Registered: 04/18/07
Posts: 954
Loc: Ohio
 Originally Posted By: Priest's Grandson
 Originally Posted By: GMmcnabb
I do beleive that ordination of married men is a distinct possibility and I would love for it to occur. But we can not just make changes in the blink of an eye. Look what happened in the west when we made changes in the blink of an eye 40 years ago. A married latin clergy is something that needs to slowly be transitioned to along with a return to orthodoxy and better catechisis.


How do you slowly transition to married clergy? You either have them or you don't . . . whether you ordain a married man today or wait a hundred years, you'll either have married priests or you won't.


Arguably you would expand the exceptions slowly... First just Protestant converts... Than maybe men who have served as deacons for X number of years over the age of X....

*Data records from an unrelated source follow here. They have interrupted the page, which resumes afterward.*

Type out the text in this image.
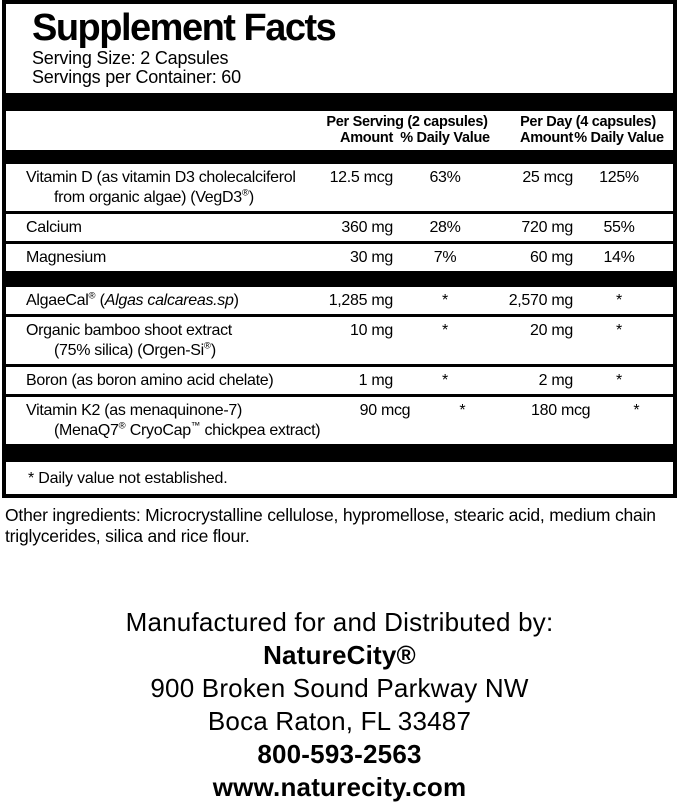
Supplement Facts
Serving Size: 2 Capsules
Servings per Container: 60
Per Serving (2 capsules)	Per Day (4 capsules)
Amount % Daily Value	Amount % Daily Value
Vitamin D (as vitamin D3 cholecalciferol
from organic algae) (VegD3®)
12.5 mcg	63%	25 mcg	125%
Calcium	360 mg	28%	720 mg	55%
Magnesium	30 mg	7%	60 mg	14%
AlgaeCal® (Algas calcareas.sp)	1,285 mg	*	2,570 mg	*
Organic bamboo shoot extract
(75% silica) (Orgen-Si®)
10 mg	*	20 mg	*
Boron (as boron amino acid chelate)	1 mg	*	2 mg	*
Vitamin K2 (as menaquinone-7)
(MenaQ7® CryoCap™ chickpea extract)
90 mcg	*	180 mcg	*
* Daily value not established.
Other ingredients: Microcrystalline cellulose, hypromellose, stearic acid, medium chain triglycerides, silica and rice flour.
Manufactured for and Distributed by:
NatureCity®
900 Broken Sound Parkway NW
Boca Raton, FL 33487
800-593-2563
www.naturecity.com
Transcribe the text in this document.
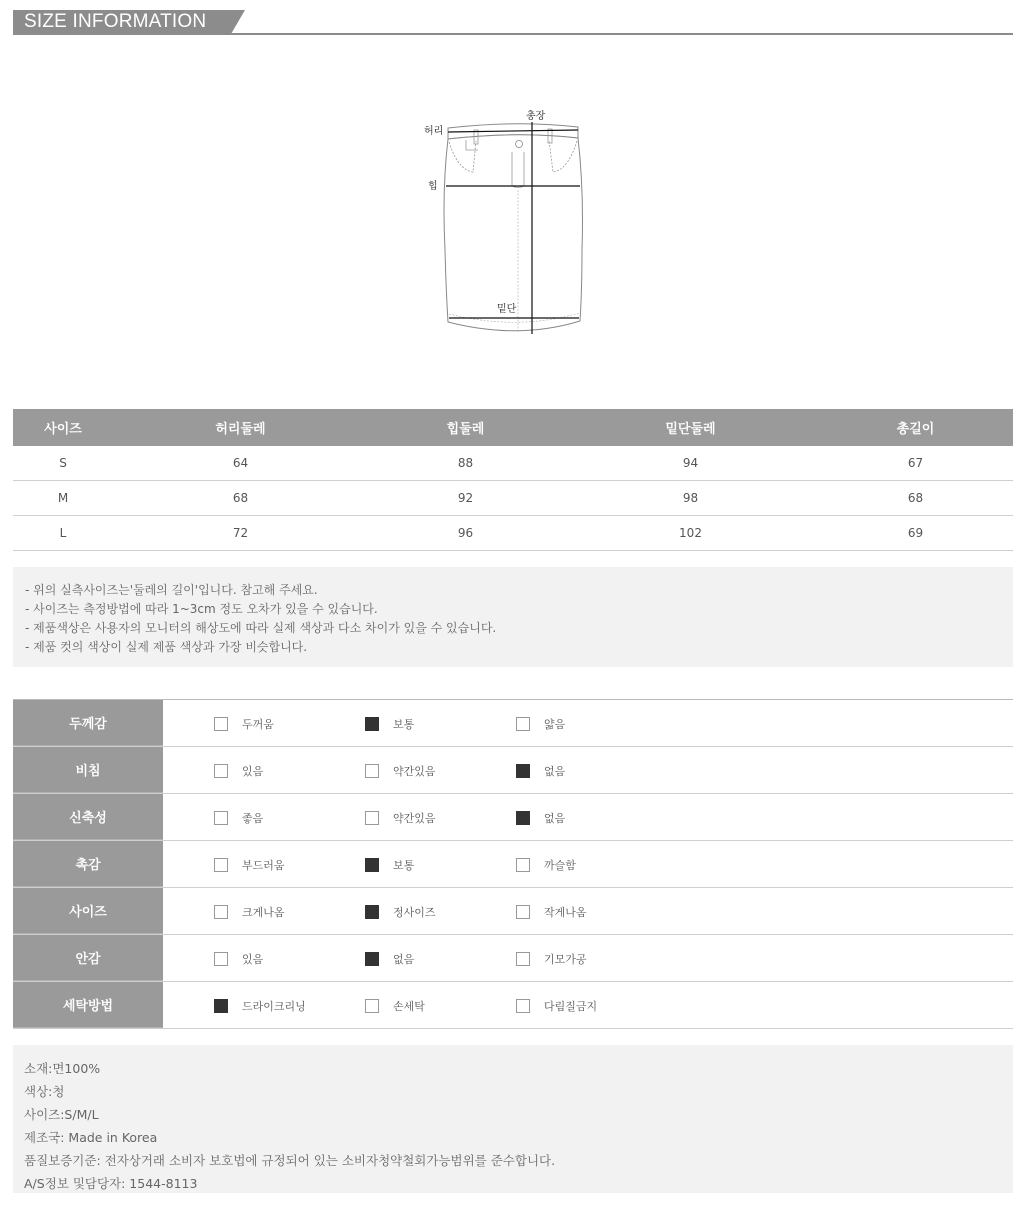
SIZE INFORMATION
총장
허리
힙
밑단
사이즈	허리둘레	힙둘레	밑단둘레	총길이
S	64	88	94	67
M	68	92	98	68
L	72	96	102	69
- 위의 실측사이즈는'둘레의 길이'입니다. 참고해 주세요.
- 사이즈는 측정방법에 따라 1~3cm 정도 오차가 있을 수 있습니다.
- 제품색상은 사용자의 모니터의 해상도에 따라 실제 색상과 다소 차이가 있을 수 있습니다.
- 제품 컷의 색상이 실제 제품 색상과 가장 비슷합니다.
두께감	두꺼움	보통	얇음
비침	있음	약간있음	없음
신축성	좋음	약간있음	없음
촉감	부드러움	보통	까슬함
사이즈	크게나옴	정사이즈	작게나옴
안감	있음	없음	기모가공
세탁방법	드라이크리닝	손세탁	다림질금지
소재:면100%
색상:청
사이즈:S/M/L
제조국: Made in Korea
품질보증기준: 전자상거래 소비자 보호법에 규정되어 있는 소비자청약철회가능범위를 준수합니다.
A/S정보 및담당자: 1544-8113
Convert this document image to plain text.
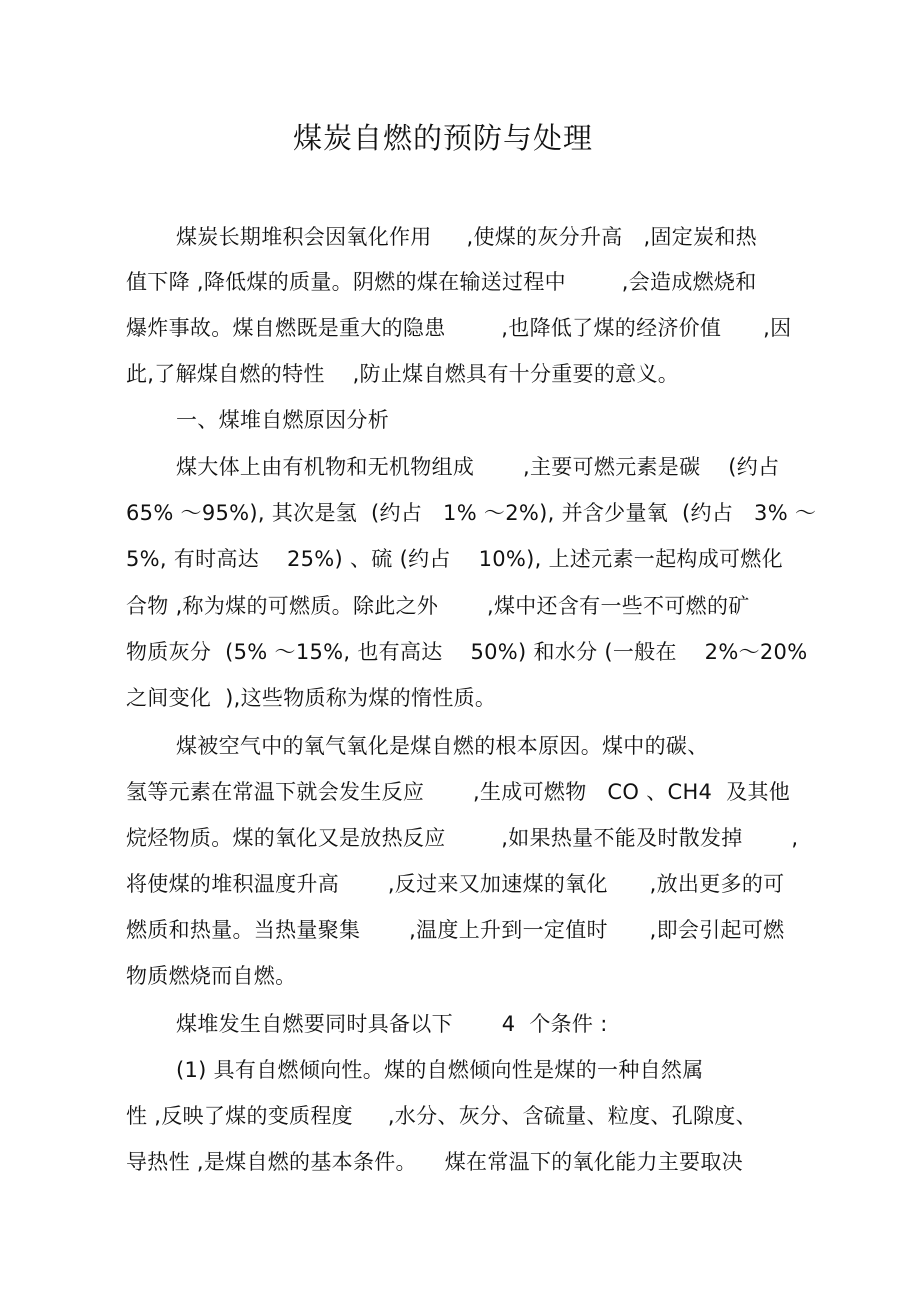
煤炭自燃的预防与处理
煤炭长期堆积会因氧化作用     ,使煤的灰分升高   ,固定炭和热
值下降 ,降低煤的质量。阴燃的煤在输送过程中        ,会造成燃烧和
爆炸事故。煤自燃既是重大的隐患        ,也降低了煤的经济价值      ,因
此,了解煤自燃的特性    ,防止煤自燃具有十分重要的意义。
一、煤堆自燃原因分析
煤大体上由有机物和无机物组成       ,主要可燃元素是碳    (约占
65% ～95%), 其次是氢  (约占   1% ～2%), 并含少量氧  (约占   3% ～
5%, 有时高达    25%) 、硫 (约占    10%), 上述元素一起构成可燃化
合物 ,称为煤的可燃质。除此之外       ,煤中还含有一些不可燃的矿
物质灰分  (5% ～15%, 也有高达    50%) 和水分 (一般在    2%～20%
之间变化  ),这些物质称为煤的惰性质。
煤被空气中的氧气氧化是煤自燃的根本原因。煤中的碳、
氢等元素在常温下就会发生反应       ,生成可燃物   CO 、CH4  及其他
烷烃物质。煤的氧化又是放热反应        ,如果热量不能及时散发掉       ,
将使煤的堆积温度升高       ,反过来又加速煤的氧化      ,放出更多的可
燃质和热量。当热量聚集       ,温度上升到一定值时      ,即会引起可燃
物质燃烧而自燃。
煤堆发生自燃要同时具备以下       4  个条件 :
(1) 具有自燃倾向性。煤的自燃倾向性是煤的一种自然属
性 ,反映了煤的变质程度     ,水分、灰分、含硫量、粒度、孔隙度、
导热性 ,是煤自燃的基本条件。    煤在常温下的氧化能力主要取决
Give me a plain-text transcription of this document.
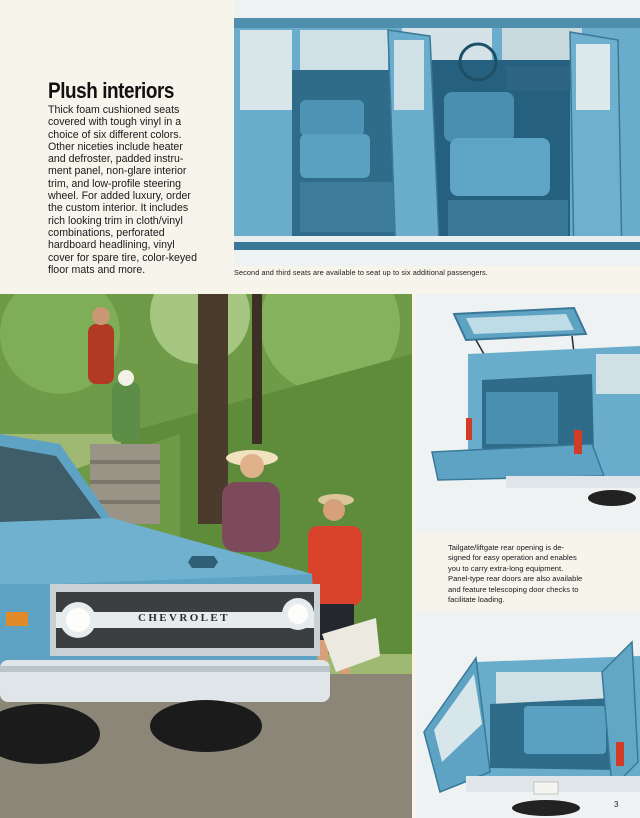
Plush interiors
Thick foam cushioned seats
covered with tough vinyl in a
choice of six different colors.
Other niceties include heater
and defroster, padded instru-
ment panel, non-glare interior
trim, and low-profile steering
wheel. For added luxury, order
the custom interior. It includes
rich looking trim in cloth/vinyl
combinations, perforated
hardboard headlining, vinyl
cover for spare tire, color-keyed
floor mats and more.	Second and third seats are available to seat up to six additional passengers.
CHEVROLET
Tailgate/liftgate rear opening is de-
signed for easy operation and enables
you to carry extra-long equipment.
Panel-type rear doors are also available
and feature telescoping door checks to
facilitate loading.
3
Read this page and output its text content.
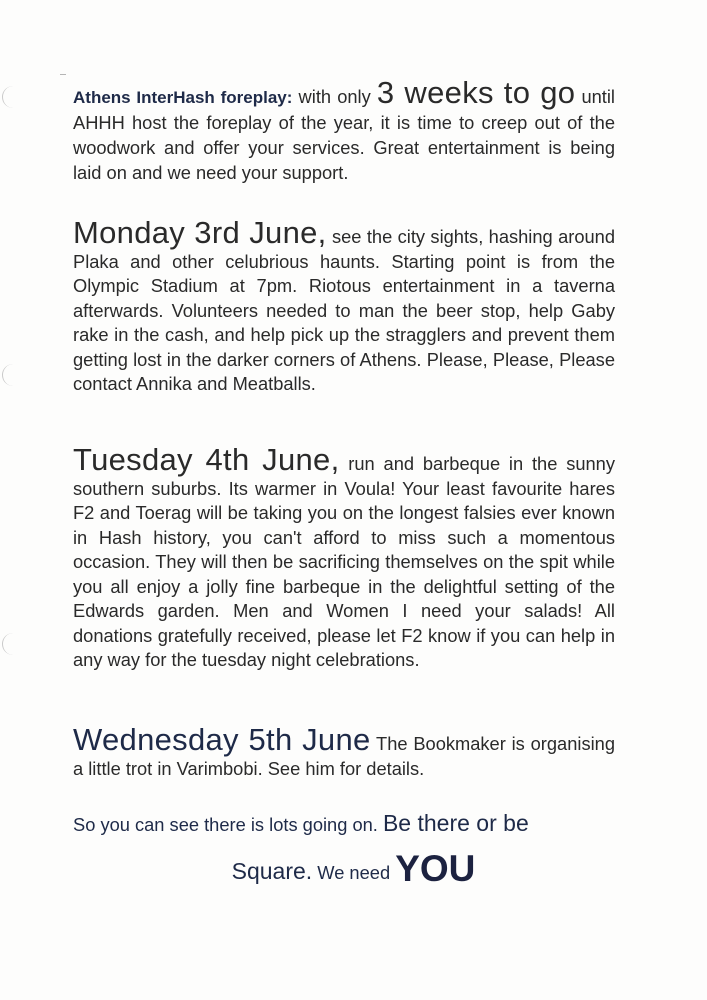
Athens InterHash foreplay: with only 3 weeks to go until AHHH host the foreplay of the year, it is time to creep out of the woodwork and offer your services. Great entertainment is being laid on and we need your support.

Monday 3rd June, see the city sights, hashing around Plaka and other celubrious haunts. Starting point is from the Olympic Stadium at 7pm. Riotous entertainment in a taverna afterwards. Volunteers needed to man the beer stop, help Gaby rake in the cash, and help pick up the stragglers and prevent them getting lost in the darker corners of Athens. Please, Please, Please contact Annika and Meatballs.

Tuesday 4th June, run and barbeque in the sunny southern suburbs. Its warmer in Voula! Your least favourite hares F2 and Toerag will be taking you on the longest falsies ever known in Hash history, you can't afford to miss such a momentous occasion. They will then be sacrificing themselves on the spit while you all enjoy a jolly fine barbeque in the delightful setting of the Edwards garden. Men and Women I need your salads! All donations gratefully received, please let F2 know if you can help in any way for the tuesday night celebrations.

Wednesday 5th June The Bookmaker is organising a little trot in Varimbobi. See him for details.

So you can see there is lots going on. Be there or be

Square. We need YOU
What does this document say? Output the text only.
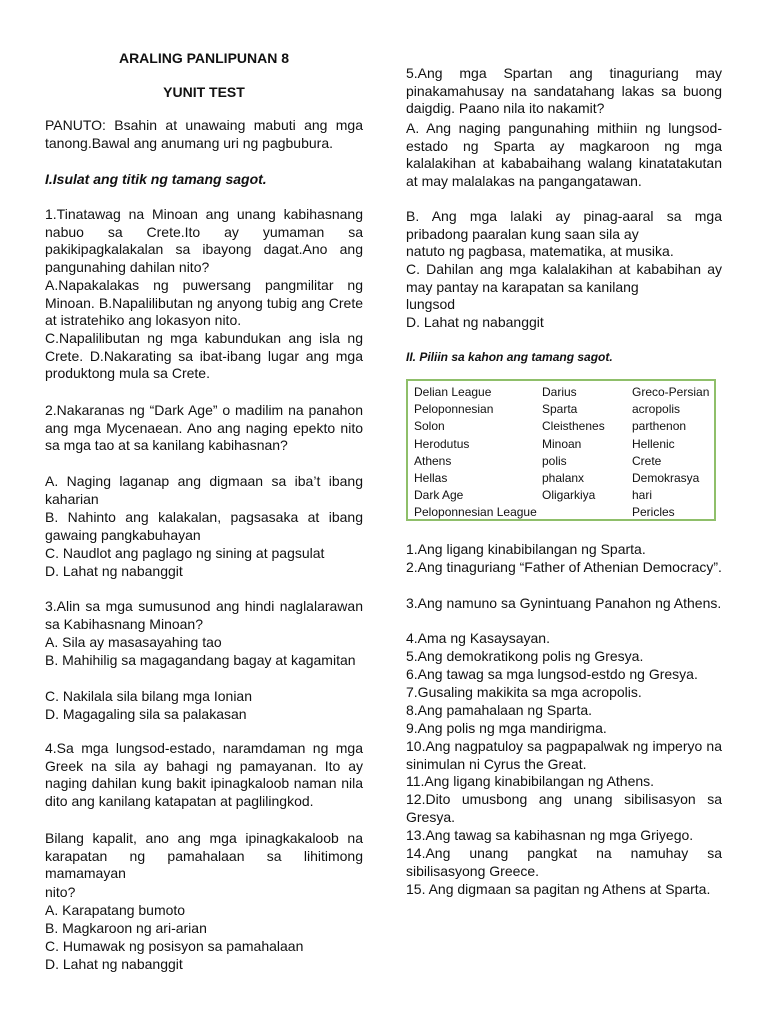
ARALING PANLIPUNAN 8
YUNIT TEST

PANUTO: Bsahin at unawaing mabuti ang mga tanong.Bawal ang anumang uri ng pagbubura.

I.Isulat ang titik ng tamang sagot.

1.Tinatawag na Minoan ang unang kabihasnang nabuo sa Crete.Ito ay yumaman sa pakikipagkalakalan sa ibayong dagat.Ano ang pangunahing dahilan nito?

A.Napakalakas ng puwersang pangmilitar ng Minoan. B.Napalilibutan ng anyong tubig ang Crete at istratehiko ang lokasyon nito.

C.Napalilibutan ng mga kabundukan ang isla ng Crete. D.Nakarating sa ibat-ibang lugar ang mga produktong mula sa Crete.

2.Nakaranas ng “Dark Age” o madilim na panahon ang mga Mycenaean. Ano ang naging epekto nito sa mga tao at sa kanilang kabihasnan?

A. Naging laganap ang digmaan sa iba’t ibang kaharian

B. Nahinto ang kalakalan, pagsasaka at ibang gawaing pangkabuhayan

C. Naudlot ang paglago ng sining at pagsulat

D. Lahat ng nabanggit

3.Alin sa mga sumusunod ang hindi naglalarawan sa Kabihasnang Minoan?

A. Sila ay masasayahing tao

B. Mahihilig sa magagandang bagay at kagamitan

C. Nakilala sila bilang mga Ionian

D. Magagaling sila sa palakasan

4.Sa mga lungsod-estado, naramdaman ng mga Greek na sila ay bahagi ng pamayanan. Ito ay naging dahilan kung bakit ipinagkaloob naman nila dito ang kanilang katapatan at paglilingkod.

Bilang kapalit, ano ang mga ipinagkakaloob na karapatan ng pamahalaan sa lihitimong mamamayan

nito?

A. Karapatang bumoto

B. Magkaroon ng ari-arian

C. Humawak ng posisyon sa pamahalaan

D. Lahat ng nabanggit

5.Ang mga Spartan ang tinaguriang may pinakamahusay na sandatahang lakas sa buong daigdig. Paano nila ito nakamit?

A. Ang naging pangunahing mithiin ng lungsod-estado ng Sparta ay magkaroon ng mga kalalakihan at kababaihang walang kinatatakutan at may malalakas na pangangatawan.

B. Ang mga lalaki ay pinag-aaral sa mga pribadong paaralan kung saan sila ay

natuto ng pagbasa, matematika, at musika.

C. Dahilan ang mga kalalakihan at kababihan ay may pantay na karapatan sa kanilang

lungsod

D. Lahat ng nabanggit

II. Piliin sa kahon ang tamang sagot.

Delian League
Peloponnesian
Solon
Herodutus
Athens
Hellas
Dark Age
Peloponnesian League
Darius
Sparta
Cleisthenes
Minoan
polis
phalanx
Oligarkiya
Greco-Persian
acropolis
parthenon
Hellenic
Crete
Demokrasya
hari
Pericles

1.Ang ligang kinabibilangan ng Sparta.

2.Ang tinaguriang “Father of Athenian Democracy”.

3.Ang namuno sa Gynintuang Panahon ng Athens.

4.Ama ng Kasaysayan.

5.Ang demokratikong polis ng Gresya.

6.Ang tawag sa mga lungsod-estdo ng Gresya.

7.Gusaling makikita sa mga acropolis.

8.Ang pamahalaan ng Sparta.

9.Ang polis ng mga mandirigma.

10.Ang nagpatuloy sa pagpapalwak ng imperyo na sinimulan ni Cyrus the Great.

11.Ang ligang kinabibilangan ng Athens.

12.Dito umusbong ang unang sibilisasyon sa Gresya.

13.Ang tawag sa kabihasnan ng mga Griyego.

14.Ang unang pangkat na namuhay sa sibilisasyong Greece.

15. Ang digmaan sa pagitan ng Athens at Sparta.
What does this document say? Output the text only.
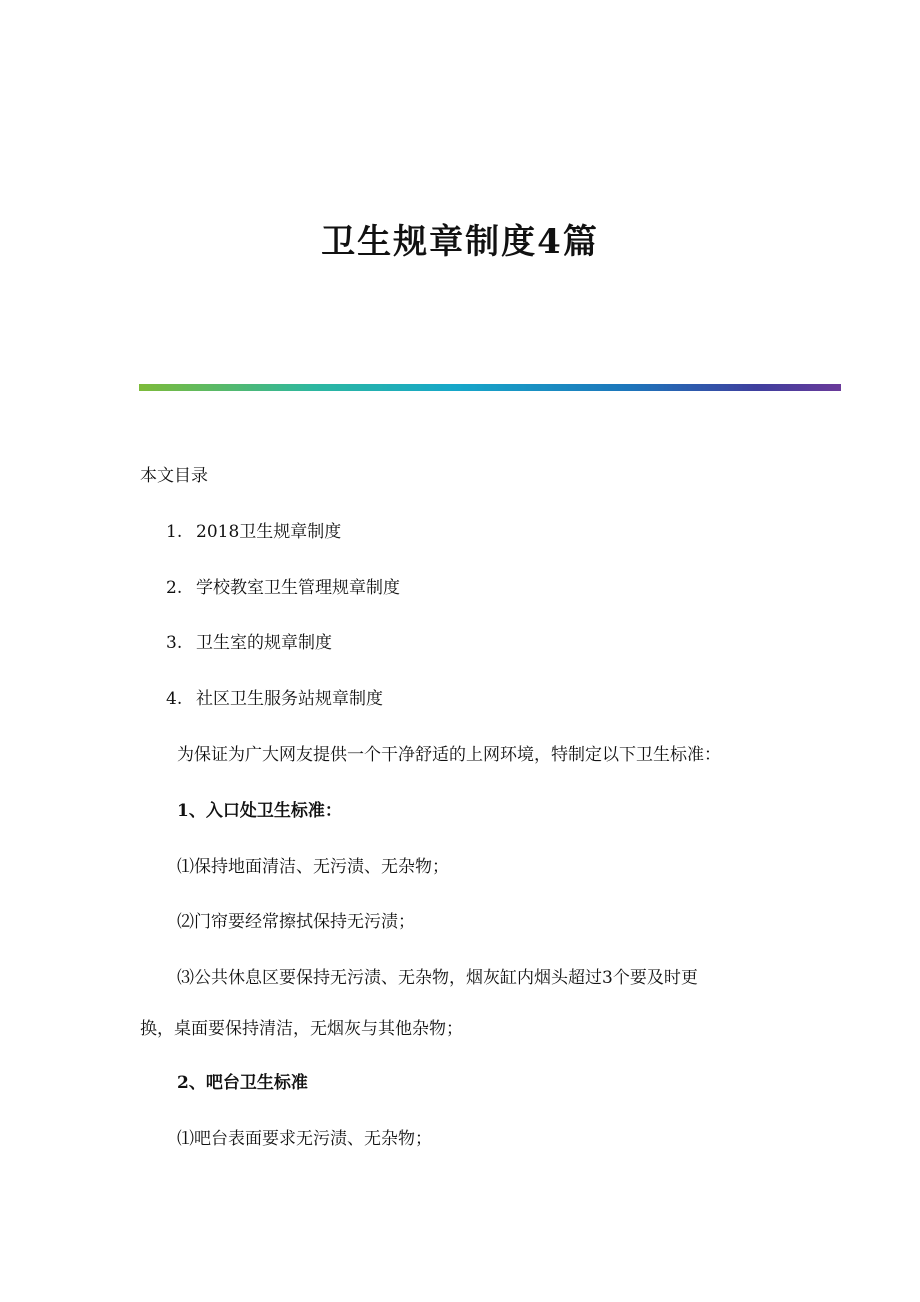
卫生规章制度4篇

本文目录

1. 2018卫生规章制度

2. 学校教室卫生管理规章制度

3. 卫生室的规章制度

4. 社区卫生服务站规章制度

为保证为广大网友提供一个干净舒适的上网环境，特制定以下卫生标准：

1、入口处卫生标准：

⑴保持地面清洁、无污渍、无杂物；

⑵门帘要经常擦拭保持无污渍；

⑶公共休息区要保持无污渍、无杂物，烟灰缸内烟头超过3个要及时更

换，桌面要保持清洁，无烟灰与其他杂物；

2、吧台卫生标准

⑴吧台表面要求无污渍、无杂物；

But again, I don't see any real pressing need coming down the pike on this one. For all the talk of the "shortage" that we have of clergy, in fact the real shortage is of the laity... Besides, the ratio of priests to faithful we have today is roughly the same as it was in 1900, and far better than it traditionally was in Mexico & South America.

I was recently doing some research at a local latin seminary that has doubled to almost 170 men in the past decade - most all of them under 30, and more are on the way.

So even this much speculation is rather of the "Angels-on-the-head-of-a-pin" variety.